The World I Inhabit
Doing "by being"
We live in a time when immediacy sets the pace of life. Everything seems to happen so fast that it barely leaves room for reflection. Our calendars fill up with appointments, commitments, and tasks, as if a person’s success were measured by the number of activities they accomplish. However, beneath this apparent efficiency lies a paradox: the more we cram our lives, the more we feel empty of what’s essential.
Abundance does not always guarantee plenitude
Today’s culture, permeated by the fashion world, drives us toward a dizzying consumerism. It’s not just about material objects, but also about experiences, relationships, and even information—a fact kills the story. And it ends up consuming people for their usefulness. The result is a kind of clutter of various things, similar to a dollar store, which causes both material and mental suffocation. This often generates external and internal clutter.
In this logic, the temptation of perfectionism creeps in, that pursuit of impeccability that oppresses rather than liberates, because it prevents us from accepting limits and weaknesses—a hectic madness, a rate of acceleration that ends up disfiguring the personal landscape.
The urgent replaces the important, and the superficial supplants the profound.
Contemporary life has also generated a peculiar phenomenon: the presence of digital intruders. Virtual reality and social media, which could be instruments of communication and encounter, often become spaces of addiction that isolate us and envelop us in an unintelligible language that only expresses multiple and unconnected loneliness. The frequency of messages, the intensity of images, and the constant bombardment of stimuli produce an undue infatuation with immediate satisfaction, which displaces the true purpose of life.
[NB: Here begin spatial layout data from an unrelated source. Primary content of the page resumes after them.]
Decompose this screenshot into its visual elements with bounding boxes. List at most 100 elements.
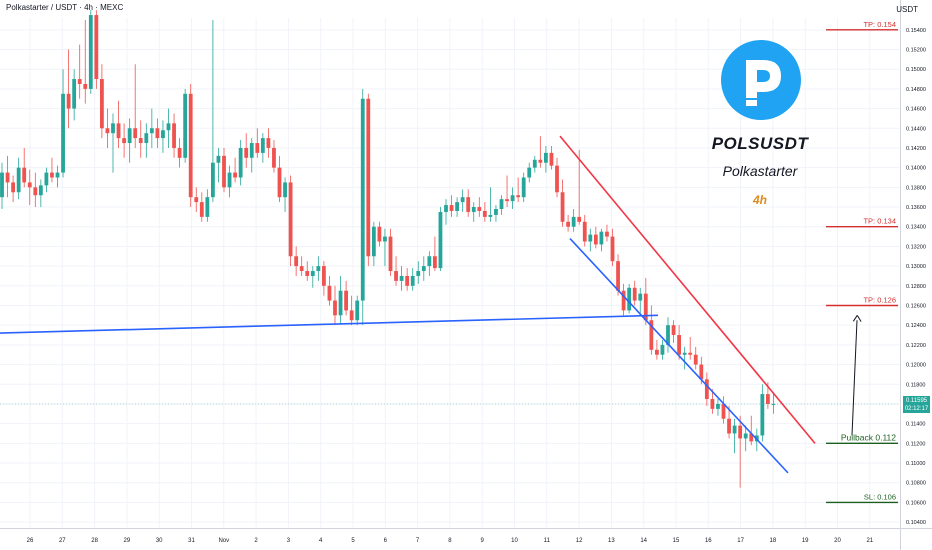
candle [605,224,609,242]
date-tick-label: 29 [124,538,131,544]
candle-body [105,128,110,134]
candle [222,147,226,193]
candle [366,93,371,267]
candle [421,256,426,281]
price-tick-label: 0.14200 [906,146,926,152]
candle-body [299,266,304,272]
candle [621,283,626,316]
candle-body [599,231,604,245]
candle [671,320,676,343]
candle [172,113,176,158]
candle-body [666,325,670,345]
candle [16,157,21,200]
candle-body [11,182,15,193]
date-tick-label: 7 [416,538,420,544]
candle [638,287,643,314]
price-tick-label: 0.11800 [906,382,925,388]
candle [771,392,776,414]
price-tick-label: 0.14600 [906,107,926,113]
date-tick-label: 14 [640,538,647,544]
candle [277,155,282,203]
candle [416,261,421,284]
brand-name: Polkastarter [722,163,798,179]
candle-body [638,293,643,301]
support-trendline [0,314,659,334]
candle-body [27,182,32,188]
candle-body [77,79,82,84]
candle-body [460,197,465,203]
price-tick-label: 0.13400 [906,225,926,231]
candle-body [555,165,559,193]
candle [349,295,354,326]
candle-body [732,425,737,434]
candle-body [111,123,115,134]
candle-body [405,275,410,286]
candle-body [510,195,515,202]
candle-body [704,379,709,400]
candle [427,251,432,276]
candle-body [482,210,487,217]
candle-body [238,147,243,178]
candle-body [144,133,149,144]
candle-body [277,167,282,198]
candle [155,118,160,148]
date-tick-label: 6 [384,538,388,544]
candle-body [527,167,532,178]
candle-body [211,162,215,198]
candle-body [227,172,232,188]
date-tick-label: 20 [834,538,841,544]
candle-body [377,226,382,242]
candle-body [22,167,27,183]
candle [655,339,659,360]
candle [166,108,171,148]
candle-body [410,275,415,286]
candle-body [355,300,360,321]
candle-body [566,221,570,227]
candle [566,214,570,232]
candle-body [0,172,4,198]
candle-body [161,130,165,139]
candle [538,136,543,168]
candle-body [427,256,432,267]
candle [216,147,221,183]
candle [138,120,143,158]
price-tick-label: 0.12000 [906,363,926,369]
price-tick-label: 0.13200 [906,244,926,250]
candle-body [743,433,748,439]
candle [444,199,448,225]
candle-body [710,399,715,409]
candle [482,202,487,222]
candle [527,162,532,183]
candle [677,325,681,360]
candle-body [288,182,293,257]
candle-body [177,147,182,158]
candle [249,138,254,173]
brand-symbol: POLSUSDT [711,134,809,153]
candle-body [222,155,226,188]
candle [27,169,32,206]
candle-body [455,202,459,211]
candle [5,155,10,198]
date-tick-label: 11 [544,538,551,544]
candle [72,69,77,121]
candle [627,283,632,314]
price-tick-label: 0.10400 [906,520,926,526]
candle [488,187,493,222]
date-tick-label: 16 [705,538,712,544]
candle [510,187,515,210]
candle-body [383,236,387,242]
date-tick-label: 12 [576,538,583,544]
date-tick-label: 8 [448,538,452,544]
candle-body [266,138,271,148]
candle-body [766,394,770,404]
candle-body [327,285,332,301]
candle [194,187,199,212]
candle [710,389,715,414]
candle [571,209,576,232]
candle [371,221,376,267]
candle-body [188,93,193,198]
candle-body [310,271,315,276]
candle-body [44,172,49,186]
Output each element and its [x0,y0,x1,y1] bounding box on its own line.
Living with less can mean living better
Given this situation, alternatives are emerging that invite a new way of inhabiting the world. Minimalism, for example, is not understood as just another fad, but as a way of managing the environment to prioritize what matters. It’s not just about eliminating objects, but about learning to distinguish between the necessary and the superfluous, between what helps us grow and what enslaves us. Authentic minimalism opens spaces of freedom, of conscious presence, and allows life to breathe. It avoids tripping over things that prevent us from elevating our gaze.
The real challenge is to regain presence
Ultimately, everything comes down to prioritize. Each person needs to clarify what their own priorities are so as not to be swept away by other people’s needs or social pressures.
This clarification implies an exercise in self-knowledge and, above all, the courage to organize one’s existence. It is a process that requires order-action, that is, concrete decisions that translate into practice what is recognized as valuable.
Life is not measured by what we accumulate, but by the depth of each encounter.
The transition from excess to sobriety doesn’t mean renouncing the intensity of life, but rather directing it toward what truly fulfills. It means moving from quantity to quality. We don’t just seek quality of life, but a quality of life. We can make the leap from excessive consumption to serene enjoyment; from dispersion to being dialogic, capable of opening up to others in an authentic relationship. Only in this way does “doing” regain its meaning and cease to be a burden and become an expression of freedom. Conduct in doing reveals being. In the words of Aristotle, “Doing follows being.”
Perhaps that’s what the art of living today is all about: knowing how to let go in order to win…
Amidst so many voices and frequencies, we need to return to the fertile silence where the decisions that humanize us are formed.
Life, then, ceases to be a labyrinth of pressures and becomes a path with direction.
Purpose no longer dissolves into confusion, but becomes a compass.
And human beings, freed from excess, can recognize themselves as conscious protagonists, called to live with depth, balance, and freedom.
Conscious protagonists, called to live with depth, balance, and freedom.
My gift for reading or listening to me today is a poem by León Felipe
To be a pilgrim in life,
single rosemary who always crosses new paths.
…
Let things not form calluses on the soul or the body,
go through it all once, just once
and light,
Light, always light.
…
To bury the dead
As we should
Anyone will do, anyone… except a gravedigger.
…
Making demands freedom and love. Only those who love what they do bring brilliance to the work they do.